The algorithm is simpler than people think
Every platform rewards roughly the same thing: content that holds attention and makes people respond. That's it. If people watch to the end, rewatch, comment, and share — you get pushed to more people. So your entire job breaks into three skills: write hooks that stop the scroll, structure videos that hold attention, and read your analytics to do more of what works. Master these three and growth is just a matter of reps.
Skill 1: Hooks (the most important sentence you'll write)
The first 1-2 seconds decide whether a video lives or dies. If they scroll, nothing else mattered. A hook does one of these jobs:
- Call out the exact viewer: "If you're skinny-fat and stuck, watch this."
- Make a bold/specific claim: "I fixed my jawline in 90 days without surgery — here's the truth."
- Open a curiosity gap: "The one thing that finally got me lean wasn't training."
- Lead with the visual proof: show the before first, talk second.
- Promise a fast payoff: "Three skincare steps that cleared my face in a month."
Rules: be specific (numbers and timeframes beat vague claims), never bury the lead, and never start with "hey guys." Write 5 hook options per video and pick the strongest — hooks are where you should spend the most thinking time.
Skill 2: Retention (keep them watching)
- Front-load value. Deliver the goods in the first sentence; tease the rest. People give you about 3 seconds to prove the video is worth it.
- Cut every dead moment. Tighten edits, kill pauses, no rambling intros. Pace is retention.
- Open a loop, close it at the end. "And the last one is the one nobody does — stick around." Gives them a reason to finish.
- Make the end satisfying. A strong payoff drives rewatches, and rewatch rate is gold to the algorithm.
Skill 3: Analytics (do more of what works)
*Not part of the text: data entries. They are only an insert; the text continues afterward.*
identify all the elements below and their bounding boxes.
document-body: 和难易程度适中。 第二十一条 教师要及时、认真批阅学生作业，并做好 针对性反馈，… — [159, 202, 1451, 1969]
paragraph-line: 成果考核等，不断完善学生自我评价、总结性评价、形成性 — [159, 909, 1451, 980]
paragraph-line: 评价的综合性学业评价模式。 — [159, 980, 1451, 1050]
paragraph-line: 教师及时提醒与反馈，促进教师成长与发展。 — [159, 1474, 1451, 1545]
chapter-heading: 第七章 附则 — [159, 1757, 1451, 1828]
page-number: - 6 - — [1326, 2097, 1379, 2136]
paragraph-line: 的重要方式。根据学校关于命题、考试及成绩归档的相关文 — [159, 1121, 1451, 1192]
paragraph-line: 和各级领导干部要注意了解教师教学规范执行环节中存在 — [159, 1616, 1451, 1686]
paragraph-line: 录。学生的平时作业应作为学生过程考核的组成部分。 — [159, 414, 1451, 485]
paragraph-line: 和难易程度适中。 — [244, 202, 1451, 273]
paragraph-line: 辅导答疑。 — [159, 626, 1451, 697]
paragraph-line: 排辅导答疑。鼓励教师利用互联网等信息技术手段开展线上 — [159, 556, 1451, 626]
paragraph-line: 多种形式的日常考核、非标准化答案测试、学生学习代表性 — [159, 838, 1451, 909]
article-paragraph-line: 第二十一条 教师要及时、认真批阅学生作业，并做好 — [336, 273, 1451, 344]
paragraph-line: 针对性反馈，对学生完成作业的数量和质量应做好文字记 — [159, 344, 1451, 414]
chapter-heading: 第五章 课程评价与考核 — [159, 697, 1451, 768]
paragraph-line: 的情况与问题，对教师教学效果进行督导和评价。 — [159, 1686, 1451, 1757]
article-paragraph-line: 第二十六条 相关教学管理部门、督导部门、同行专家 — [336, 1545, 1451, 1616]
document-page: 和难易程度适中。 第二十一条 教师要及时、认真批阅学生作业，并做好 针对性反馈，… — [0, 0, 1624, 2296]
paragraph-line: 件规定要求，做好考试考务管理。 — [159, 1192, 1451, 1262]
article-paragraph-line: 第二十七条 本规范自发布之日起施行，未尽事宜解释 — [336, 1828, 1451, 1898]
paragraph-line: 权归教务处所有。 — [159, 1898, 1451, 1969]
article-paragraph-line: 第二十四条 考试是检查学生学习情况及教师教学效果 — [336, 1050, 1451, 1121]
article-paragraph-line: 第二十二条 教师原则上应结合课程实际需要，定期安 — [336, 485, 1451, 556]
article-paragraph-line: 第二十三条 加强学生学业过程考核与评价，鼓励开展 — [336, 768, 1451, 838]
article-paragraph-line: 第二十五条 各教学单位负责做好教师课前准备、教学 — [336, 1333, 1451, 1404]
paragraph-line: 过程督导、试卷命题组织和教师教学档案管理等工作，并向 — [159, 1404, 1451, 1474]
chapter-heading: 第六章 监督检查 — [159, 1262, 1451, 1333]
Don't guess — read the data. Check these weekly:
| Metric | What it tells you | What to do |
|---|---|---|
| Watch time / avg % watched | Was your hook + pacing good? | Low early drop-off = fix your hook. Low overall = tighten edits |
| Saves & shares | Did it provide real value? | High saves = make more of that topic; it's your winner |
| Comments | Did it spark response? | Reply to all of them early; replies boost reach |
| Follows-per-view | Did it convert watchers to fans? | High = make more of that exact content |
| Reach vs followers | Are you getting found by new people? | Mostly-followers reach = your hooks aren't traveling |
Find your top 3 videos every month and ask: what did they have in common? Then make more of that. Most accounts grow by ruthlessly doubling down on their few winners, not by constant novelty.
The consistency multiplier
None of this works without volume. The algorithm needs reps to learn what your audience wants, and you need reps to get good. The accounts that win post consistently for long enough to find their winners. Consistency isn't a virtue here — it's the mechanism.
Field assignment
For your next video, write 5 different hooks and pick the best. After it's been up 48 hours, open your analytics and find your single best-performing post so far. Identify why it worked, and plan your next video to repeat that.